Will taste and judgment matter less over time? Probably the reason it doesn’t improve right now is that it’s not part of the RL — there’s probably no aesthetics reward, or it’s not good enough yet. When I actually look at the code sometimes I get a little heart attack: it’s very bloaty, lots of copy-paste, awkward abstractions that are brittle. It works but it’s gross. And the models hate simplification. My microGPT project — trying to simplify LLM training to be as simple as possible — the models can’t do it. You feel like you’re outside the RL circuits. You’re pulling teeth. There’s nothing fundamental preventing this from improving; the labs just haven’t done it yet.

Animals vs. Ghosts: Jagged Intelligence

I wrote about this because I’m trying to wrap my head around what these things actually are. If you have a good model of what they are — or are not — you’ll be more competent at using them.

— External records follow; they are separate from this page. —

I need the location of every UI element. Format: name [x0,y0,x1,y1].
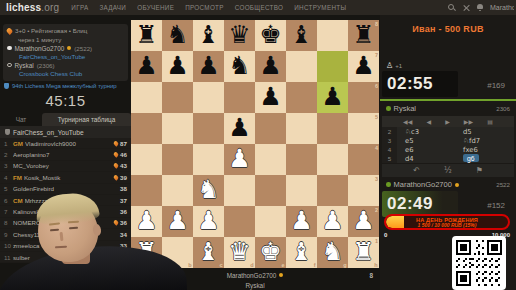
chess-board[interactable]: ♜♞♝♛♚♝♜8♟♟♟♞♟♟7♟♟6♟5♟4♞3♟♟♟♟♟♟2♜ab♝c♛d♚e… [131,20,379,268]
trophy-icon [4,83,9,89]
menu-item-инструменты[interactable]: ИНСТРУМЕНТЫ [294,4,346,11]
board-square-d3[interactable] [224,175,255,206]
standings-player-name: VladimirovIch9000 [25,140,114,147]
player-title: CM [13,197,23,204]
standings-team-header[interactable]: FairChess_on_YouTube [0,126,131,138]
standings-row[interactable]: 3MC_Vorobey43 [0,161,131,172]
board-square-c1[interactable]: ♝c [193,237,224,268]
black-piece-f8[interactable]: ♝ [286,20,317,51]
online-icon [386,182,391,187]
board-square-g1[interactable]: ♞g [317,237,348,268]
board-square-f1[interactable]: ♝f [286,237,317,268]
move-white[interactable]: d4 [397,155,455,163]
search-icon[interactable] [448,4,455,11]
board-square-a4[interactable] [131,144,162,175]
crosstable-row-black[interactable]: Ryskal [131,280,379,290]
next-move-button[interactable]: ▶ [445,118,450,125]
standings-score: 38 [120,185,127,192]
move-number: 2 [382,127,397,136]
menu-item-сообщество[interactable]: СООБЩЕСТВО [235,4,284,11]
board-square-g5[interactable] [317,113,348,144]
board-square-b2[interactable]: ♟ [162,206,193,237]
black-piece-d7[interactable]: ♞ [224,51,255,82]
board-square-d5[interactable]: ♟ [224,113,255,144]
standings-row[interactable]: 2Aeroplanino746 [0,149,131,160]
board-square-a2[interactable]: ♟ [131,206,162,237]
rank-coordinate: 7 [375,52,378,58]
standings-player-name: sulber [13,254,114,261]
menu-item-просмотр[interactable]: ПРОСМОТР [185,4,224,11]
board-square-f5[interactable] [286,113,317,144]
file-coordinate: f [314,262,316,268]
board-square-e5[interactable] [255,113,286,144]
captured-pawn-icon: ♙ [386,61,393,70]
standings-player-name: Kalinovski_Pir [13,208,120,215]
white-player-row[interactable]: MarathonGo2700 2522 [380,179,516,190]
board-square-b1[interactable]: b [162,237,193,268]
board-square-a6[interactable] [131,82,162,113]
white-piece-f2[interactable]: ♟ [286,206,317,237]
board-square-b6[interactable] [162,82,193,113]
rank-coordinate: 1 [375,238,378,244]
player-title: FM [13,174,22,181]
board-square-a8[interactable]: ♜ [131,20,162,51]
black-color-icon [7,63,12,68]
tab-standings[interactable]: Турнирная таблица [42,113,131,126]
file-coordinate: b [188,262,191,268]
below-board-crosstable: MarathonGo2700 8 Ryskal [131,270,379,290]
board-square-a5[interactable] [131,113,162,144]
rank-coordinate: 8 [375,21,378,27]
black-rating: (2306) [37,62,55,69]
rank-coordinate: 5 [375,114,378,120]
board-square-f8[interactable]: ♝ [286,20,317,51]
board-square-h4[interactable]: 4 [348,144,379,175]
white-piece-g2[interactable]: ♟ [317,206,348,237]
standings-rank: 3 [4,162,13,169]
board-square-a3[interactable] [131,175,162,206]
standings-rank: 1 [4,140,13,147]
standings-player-name: Chessy11 [13,231,120,238]
standings-row[interactable]: 10zmeeloca33 [0,241,131,252]
board-square-h8[interactable]: ♜8 [348,20,379,51]
board-square-h1[interactable]: ♜1h [348,237,379,268]
board-square-e6[interactable]: ♟ [255,82,286,113]
white-piece-c3[interactable]: ♞ [193,175,224,206]
black-piece-b7[interactable]: ♟ [162,51,193,82]
standings-score: 46 [114,151,127,158]
board-square-g2[interactable]: ♟ [317,206,348,237]
standings-row[interactable]: 1GMVladimirovIch900087 [0,138,131,149]
board-square-e7[interactable]: ♟ [255,51,286,82]
board-square-b4[interactable] [162,144,193,175]
board-square-h3[interactable]: 3 [348,175,379,206]
board-square-f2[interactable]: ♟ [286,206,317,237]
rank-coordinate: 6 [375,83,378,89]
black-piece-d8[interactable]: ♛ [224,20,255,51]
standings-row[interactable]: 8NOMERCY36 [0,218,131,229]
black-player-row[interactable]: Ryskal 2306 [380,103,516,114]
standings-rank: 10 [4,242,13,249]
board-square-a1[interactable]: ♜a [131,237,162,268]
standings-rank: 6 [4,197,13,204]
standings-row[interactable]: 9Chessy1134 [0,229,131,240]
goal-min-label: 0 [384,232,387,238]
lichess-app-window: lichess.org ИГРАЗАДАЧИОБУЧЕНИЕПРОСМОТРСО… [0,0,516,290]
standings-row[interactable]: 6CMMrhzzzz37 [0,195,131,206]
black-clock: 02:55 [382,71,458,97]
board-square-f3[interactable] [286,175,317,206]
standings-score: 36 [120,208,127,215]
board-square-g8[interactable] [317,20,348,51]
standings-score: 37 [120,197,127,204]
streak-fire-icon [113,254,119,260]
lichess-logo[interactable]: lichess.org [6,2,59,13]
online-icon [386,106,391,111]
streak-fire-icon [113,151,119,157]
move-black[interactable]: g6 [455,155,513,163]
board-square-g6[interactable]: ♟ [317,82,348,113]
move-row: 5d4g6 [382,154,514,163]
standings-score: 32 [114,254,127,261]
crosstable-score: 8 [369,272,373,279]
white-piece-b2[interactable]: ♟ [162,206,193,237]
standings-player-name: MC_Vorobey [13,162,114,169]
standings-rank: 9 [4,231,13,238]
streak-fire-icon [113,140,119,146]
board-square-e4[interactable] [255,144,286,175]
challenges-icon[interactable] [462,4,470,12]
streamer-badge-icon [455,183,459,187]
donation-alert-text: Иван - 500 RUB [380,24,516,34]
board-square-a7[interactable]: ♟ [131,51,162,82]
standings-player-name: zmeeloca [13,242,120,249]
takeback-button[interactable]: ↶ [413,166,420,175]
standings-row[interactable]: 5GoldenFirebird38 [0,184,131,195]
black-team-link[interactable]: Crossbook Chess Club [19,70,124,77]
standings-row[interactable]: 7Kalinovski_Pir36 [0,206,131,217]
last-move-button[interactable]: ▶▶ [464,118,473,125]
tournament-standings-list: 1GMVladimirovIch9000872Aeroplanino7463MC… [0,138,131,263]
menu-item-игра[interactable]: ИГРА [71,4,88,11]
move-number: 4 [382,145,397,154]
game-action-bar: ↶ ½ ⚑ [382,164,514,177]
board-square-d2[interactable] [224,206,255,237]
board-square-b7[interactable]: ♟ [162,51,193,82]
standings-rank: 7 [4,208,13,215]
black-piece-b8[interactable]: ♞ [162,20,193,51]
move-white[interactable]: e5 [397,137,455,145]
menu-item-задачи[interactable]: ЗАДАЧИ [99,4,126,11]
move-black[interactable]: ♘fd7 [455,137,513,145]
standings-rank: 8 [4,219,13,226]
board-square-d6[interactable] [224,82,255,113]
sidebar-tabs: Чат Турнирная таблица [0,113,131,126]
first-move-button[interactable]: ◀◀ [403,118,412,125]
board-square-g7[interactable] [317,51,348,82]
prev-move-button[interactable]: ◀ [426,118,431,125]
standings-score: 87 [114,140,127,147]
black-piece-a7[interactable]: ♟ [131,51,162,82]
donation-goal-bar: НА ДЕНЬ РОЖДЕНИЯ 1 500 / 10 000 RUB (15%… [384,214,510,230]
white-piece-d4[interactable]: ♟ [224,144,255,175]
standings-rank: 5 [4,185,13,192]
black-player-link[interactable]: Ryskal [15,62,34,69]
topbar-right: MarathonGo2700 [448,0,516,15]
standings-rank: 11 [4,254,13,261]
standings-rank: 2 [4,151,13,158]
board-square-h2[interactable]: ♟2 [348,206,379,237]
move-black[interactable]: fxe6 [455,146,513,154]
clock-bar [380,99,516,101]
move-number: 3 [382,136,397,145]
username-menu[interactable]: MarathonGo2700 [490,4,514,11]
streamer-badge-icon [67,46,71,50]
standings-rank: 4 [4,174,13,181]
left-sidebar: 3+0 • Рейтинговая • Блиц через 1 минуту … [0,15,131,290]
tournament-time-remaining: 45:15 [0,92,131,109]
white-piece-a2[interactable]: ♟ [131,206,162,237]
white-tournament-rank: #152 [487,201,505,210]
black-tournament-rank: #169 [487,81,505,90]
white-color-icon [7,46,12,51]
player-title: GM [13,140,23,147]
rank-coordinate: 4 [375,145,378,151]
white-team-link[interactable]: FairChess_on_YouTube [19,53,124,60]
main-menu: ИГРАЗАДАЧИОБУЧЕНИЕПРОСМОТРСООБЩЕСТВОИНСТ… [71,4,346,11]
move-white[interactable]: e6 [397,146,455,154]
board-square-d8[interactable]: ♛ [224,20,255,51]
file-coordinate: a [157,262,160,268]
black-piece-d5[interactable]: ♟ [224,113,255,144]
move-number: 5 [382,154,397,163]
team-icon [5,129,10,135]
board-square-c2[interactable]: ♟ [193,206,224,237]
resign-button[interactable]: ⚑ [476,166,483,175]
file-coordinate: g [343,262,346,268]
move-list: 2♘c3d53e5♘fd74e6fxe65d4g6 [382,127,514,163]
board-square-c8[interactable]: ♝ [193,20,224,51]
move-row: 2♘c3d5 [382,127,514,136]
game-time-label: через 1 минуту [18,36,61,43]
move-row: 3e5♘fd7 [382,136,514,145]
notifications-icon[interactable] [477,4,483,11]
standings-player-name: NOMERCY [13,219,114,226]
white-piece-f1[interactable]: ♝ [286,237,317,268]
standings-player-name: GoldenFirebird [13,185,120,192]
file-coordinate: e [281,262,284,268]
game-info-box: 3+0 • Рейтинговая • Блиц через 1 минуту … [3,24,128,81]
standings-player-name: Kosik_Mostik [24,174,114,181]
standings-row[interactable]: 4FMKosik_Mostik39 [0,172,131,183]
file-coordinate: d [250,262,253,268]
streak-fire-icon [113,163,119,169]
file-coordinate: c [219,262,222,268]
black-piece-e8[interactable]: ♚ [255,20,286,51]
black-piece-e6[interactable]: ♟ [255,82,286,113]
standings-score: 43 [114,162,127,169]
goal-amount: 1 500 / 10 000 RUB (15%) [386,223,508,229]
board-square-c7[interactable]: ♟ [193,51,224,82]
board-square-g4[interactable] [317,144,348,175]
standings-player-name: Aeroplanino7 [13,151,114,158]
streak-fire-icon [113,174,119,180]
streamer-badge-icon [279,273,283,277]
material-advantage: ♙ +1 [386,61,402,70]
standings-score: 34 [120,231,127,238]
arena-icon [6,27,14,35]
analysis-board-button[interactable]: ▤ [487,118,493,125]
standings-row[interactable]: 11sulber32 [0,252,131,263]
board-square-b8[interactable]: ♞ [162,20,193,51]
standings-score: 33 [120,242,127,249]
board-square-f6[interactable] [286,82,317,113]
board-square-h6[interactable]: 6 [348,82,379,113]
board-square-e1[interactable]: ♚e [255,237,286,268]
game-side-panel: Иван - 500 RUB ♙ +1 02:55 #169 Ryskal 23… [380,15,516,290]
standings-score: 39 [114,174,127,181]
file-coordinate: h [374,262,377,268]
donation-qr-code [452,236,506,290]
standings-player-name: Mrhzzzz [25,197,120,204]
white-player-link[interactable]: MarathonGo2700 [15,45,65,52]
draw-offer-button[interactable]: ½ [444,166,452,175]
move-white[interactable]: ♘c3 [397,128,455,136]
board-square-c3[interactable]: ♞ [193,175,224,206]
board-square-d7[interactable]: ♞ [224,51,255,82]
move-black[interactable]: d5 [455,128,513,136]
black-piece-g6[interactable]: ♟ [317,82,348,113]
board-square-c6[interactable] [193,82,224,113]
white-rating: (2522) [74,45,92,52]
tab-chat[interactable]: Чат [0,113,42,126]
board-square-g3[interactable] [317,175,348,206]
rank-coordinate: 2 [375,207,378,213]
menu-item-обучение[interactable]: ОБУЧЕНИЕ [137,4,174,11]
board-square-h7[interactable]: ♟7 [348,51,379,82]
board-square-b5[interactable] [162,113,193,144]
black-piece-e7[interactable]: ♟ [255,51,286,82]
board-square-f7[interactable] [286,51,317,82]
standings-score: 36 [114,219,127,226]
white-piece-c2[interactable]: ♟ [193,206,224,237]
board-square-f4[interactable] [286,144,317,175]
board-square-e2[interactable] [255,206,286,237]
board-square-c4[interactable] [193,144,224,175]
board-square-b3[interactable] [162,175,193,206]
board-square-e3[interactable] [255,175,286,206]
streak-fire-icon [113,220,119,226]
black-piece-c8[interactable]: ♝ [193,20,224,51]
game-mode-label: 3+0 • Рейтинговая • Блиц [15,27,87,34]
rank-coordinate: 3 [375,176,378,182]
board-square-e8[interactable]: ♚ [255,20,286,51]
top-nav-bar: lichess.org ИГРАЗАДАЧИОБУЧЕНИЕПРОСМОТРСО… [0,0,516,15]
black-piece-a8[interactable]: ♜ [131,20,162,51]
move-nav-bar: ◀◀ ◀ ▶ ▶▶ ▤ [382,116,514,127]
crosstable-row-white[interactable]: MarathonGo2700 8 [131,270,379,280]
board-square-h5[interactable]: 5 [348,113,379,144]
board-square-c5[interactable] [193,113,224,144]
tournament-link[interactable]: 94th Lichess Mega межклубный турнир [4,83,130,89]
board-square-d1[interactable]: ♛d [224,237,255,268]
black-piece-c7[interactable]: ♟ [193,51,224,82]
board-square-d4[interactable]: ♟ [224,144,255,175]
move-row: 4e6fxe6 [382,145,514,154]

The key point is that these things are not animal intelligences. If you yell at them they’re not going to work better or worse. It’s all just statistical simulation circuits where things get bolted on top. Coming to terms with that shifts your mindset about what’s likely to work or not. I don’t have five obvious outcomes of how to make your system better from this framing — it’s more just a way of orienting toward the exploration of what these things actually are.

Agent-Native Infrastructure

Everything is still fundamentally written for humans. I still use docs that tell me what to do. But I don’t want to do anything. What is the thing I should copy-paste to my agent? When I wrote the blog post about MenuGen, a lot of the trouble was not writing the code — it was deploying on Vercel. I had to string together different services, go through their settings and menus, configure DNS. That’s a good test of whether our infrastructure is becoming agent-native: could I give a prompt to an LLM, have it build MenuGen, and have it deployed on the internet without me touching anything? That would be the benchmark.

Ultimately, I think we’re moving toward a world of agent representation for people and organizations. I’ll have my agent talk to your agent to figure out the details of our meetings. Everything has to be rewritten from a fundamentally human interface to a fundamentally agent interface — sensors and actuators over the world, data structures legible to LLMs, describe it to agents first.

What Still Remains Worth Learning

There was a tweet that blew my mind and that I keep thinking about every other day. It was something along the lines of: you can’t outsource your understanding.

I’m still part of the system. Information still has to make it into my brain. I feel like I’m becoming a bottleneck in just knowing: what are we trying to build, why is it worth doing, how do I direct my agents? Something has to direct the thinking. And that is still fundamentally constrained by my ability to process information.

Whenever I see a different projection onto information, I feel like I gain insight. I have my wiki being built up from articles I read. I love asking questions, exploring new angles. These are tools to enhance understanding — and understanding is still a bottleneck, because the LLMs certainly don’t excel at it. You still are uniquely in charge of that.

You can’t be a good director if you don’t understand what you’re directing. The LLM still doesn’t do that for you. And I think tools that enhance your understanding — rather than replacing it — are incredibly interesting and exciting.

I’m excited to come back here in a couple of years and see whether we’ve been fully automated out of the loop, or whether understanding really does remain the last human edge.